A minimum of six graduate courses (18 credits), one in each of the following six areas:
- Art Conservation, Technical Art History, Preservation Studies, Techniques and Materials - Courses that fulfill this requirement will focus on such topics as: Properties and Structure of Art Materials; Conservation Research Methods; Examination and Treatment of Art Objects.
- Curatorial Studies, Museum Studies, Exhibition Courses - Courses that fulfill this requirement will focus on such topics as: Museum Curatorship; Conservation Research Methods; Examination and Treatment of Art Objects.
- Business and Non-Profit Management, Organizations, Human Resources, Administration, Accounting, or a course in a similar area with advisor’s approval - Courses that fulfill this requirement will focus on such topics as: understanding people in organizations; or ethical issues in the business environment.
- Elective - One course in any area (e.g.: Material Culture Studies, Art Conservation, Business and Non-Profit Management, Art History, etc.) with the approval of the advisor and the Director of Graduate Studies.
- Internship A (ARTH 664 , max. six credits) - One semester of curatorial internship in area museums (a two-month or longer summer internship will be deemed to count as a semester).
- Internship B ( ARTH 664 , max. six credits) - A second semester of curatorial internship, either in the same museum as the first or in a different one (a two-month or longer summer internship will be deemed to count as a semester).
Upon completion of the second semester of the CT Internship, the student will organize a colloquium for a scholarly audience on a topic approved by the student’s advisor in consultation with the museum curator who has sponsored and overssen the internship.
Doctoral Examination for the CTPhD:
- Major Field Exam will include a connoisseurship component, which, when feasible, will include original objects.

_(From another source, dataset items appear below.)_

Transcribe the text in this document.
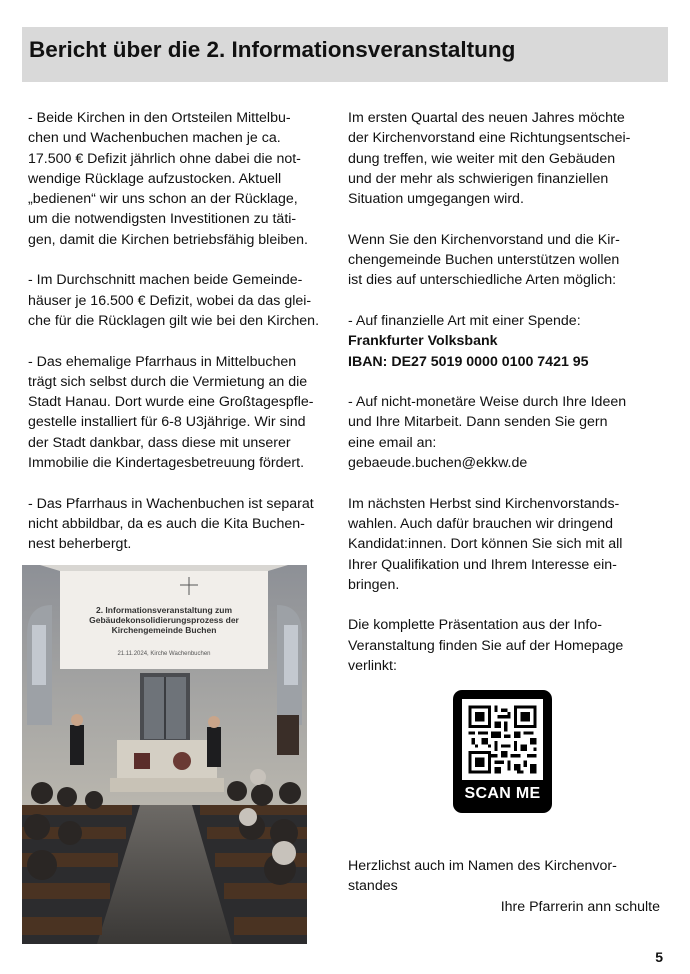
Bericht über die 2. Informationsveranstaltung

- Beide Kirchen in den Ortsteilen Mittelbu-

chen und Wachenbuchen machen je ca.

17.500 € Defizit jährlich ohne dabei die not-

wendige Rücklage aufzustocken. Aktuell

„bedienen“ wir uns schon an der Rücklage,

um die notwendigsten Investitionen zu täti-

gen, damit die Kirchen betriebsfähig bleiben.

- Im Durchschnitt machen beide Gemeinde-

häuser je 16.500 € Defizit, wobei da das glei-

che für die Rücklagen gilt wie bei den Kirchen.

- Das ehemalige Pfarrhaus in Mittelbuchen

trägt sich selbst durch die Vermietung an die

Stadt Hanau. Dort wurde eine Großtagespfle-

gestelle installiert für 6-8 U3jährige. Wir sind

der Stadt dankbar, dass diese mit unserer

Immobilie die Kindertagesbetreuung fördert.

- Das Pfarrhaus in Wachenbuchen ist separat

nicht abbildbar, da es auch die Kita Buchen-

nest beherbergt.

2. Informationsveranstaltung zum
Gebäudekonsolidierungsprozess der
Kirchengemeinde Buchen
21.11.2024, Kirche Wachenbuchen

Im ersten Quartal des neuen Jahres möchte

der Kirchenvorstand eine Richtungsentschei-

dung treffen, wie weiter mit den Gebäuden

und der mehr als schwierigen finanziellen

Situation umgegangen wird.

Wenn Sie den Kirchenvorstand und die Kir-

chengemeinde Buchen unterstützen wollen

ist dies auf unterschiedliche Arten möglich:

- Auf finanzielle Art mit einer Spende:

Frankfurter Volksbank

IBAN: DE27 5019 0000 0100 7421 95

- Auf nicht-monetäre Weise durch Ihre Ideen

und Ihre Mitarbeit. Dann senden Sie gern

eine email an:

gebaeude.buchen@ekkw.de

Im nächsten Herbst sind Kirchenvorstands-

wahlen. Auch dafür brauchen wir dringend

Kandidat:innen. Dort können Sie sich mit all

Ihrer Qualifikation und Ihrem Interesse ein-

bringen.

Die komplette Präsentation aus der Info-

Veranstaltung finden Sie auf der Homepage

verlinkt:

SCAN ME

Herzlichst auch im Namen des Kirchenvor-

standes

Ihre Pfarrerin ann schulte

5
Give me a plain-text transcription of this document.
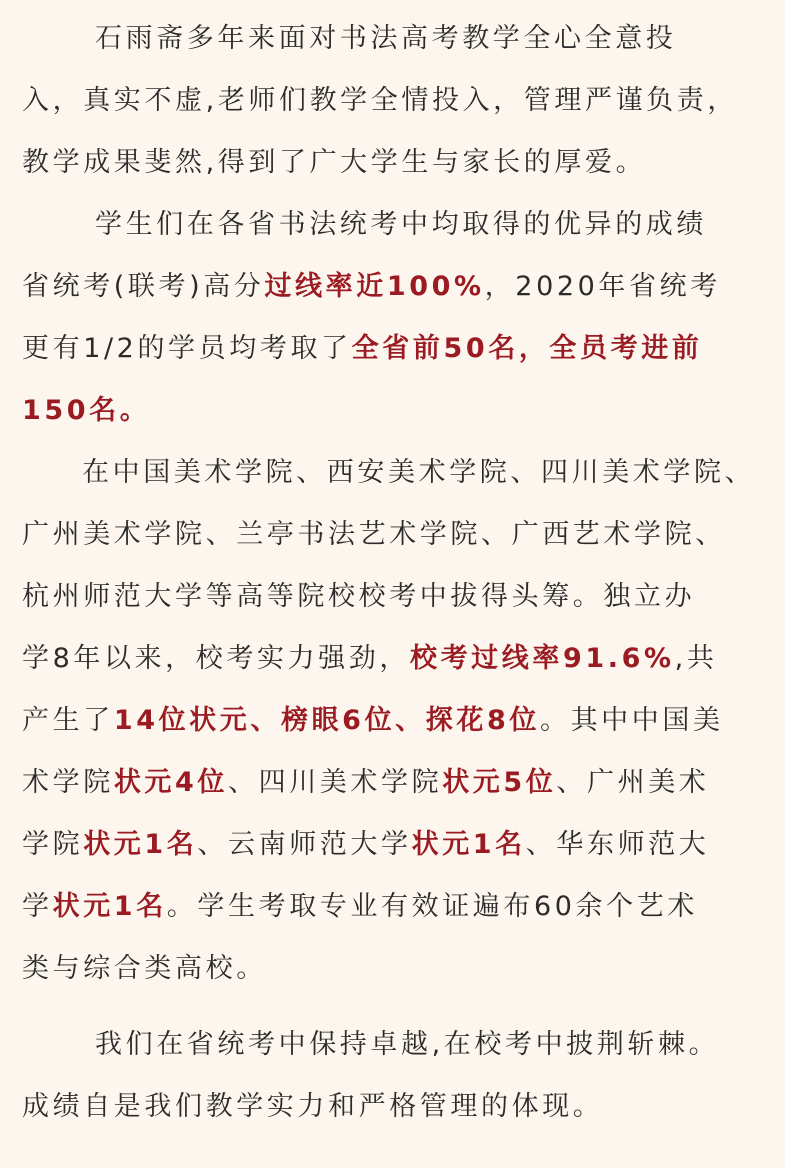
石雨斋多年来面对书法高考教学全心全意投
入，真实不虚,老师们教学全情投入，管理严谨负责，
教学成果斐然,得到了广大学生与家长的厚爱。
学生们在各省书法统考中均取得的优异的成绩
省统考(联考)高分过线率近100%，2020年省统考
更有1/2的学员均考取了全省前50名，全员考进前
150名。
在中国美术学院、西安美术学院、四川美术学院、
广州美术学院、兰亭书法艺术学院、广西艺术学院、
杭州师范大学等高等院校校考中拔得头筹。独立办
学8年以来，校考实力强劲，校考过线率91.6%,共
产生了14位状元、榜眼6位、探花8位。其中中国美
术学院状元4位、四川美术学院状元5位、广州美术
学院状元1名、云南师范大学状元1名、华东师范大
学状元1名。学生考取专业有效证遍布60余个艺术
类与综合类高校。
我们在省统考中保持卓越,在校考中披荆斩棘。
成绩自是我们教学实力和严格管理的体现。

- The Minor Field exam is not required.
Relation To The MA In American Material Culture
At the University of Delaware, there are two avenues to the historical study of the visual arts: (1) The MA and PhD program in the Department of Art History; and (2) the MA in American Material Culture sponsored by the Winterthur Program, a multidisciplinary graduate course of study offered cooperatively by the University and the Henry Francis du Pont Winterthur Museum. Students interested primarily in studying American decorative arts in a material culture context should consider the Winterthur Program in American Material Culture described in this catalog. The Department of Art History is concerned with the fine arts (painting, sculpture, and architecture) and with the decorative arts in that context, with study of the decorative arts at the PhD level especially encouraged.
At the PhD level, the department offers specialization in the decorative arts through courses at Winterthur, and students may take their minor field examination and elect to write their dissertations in this area. These students have access to the collections and teaching staff at Winterthur. Master’s papers may also be written on the subject.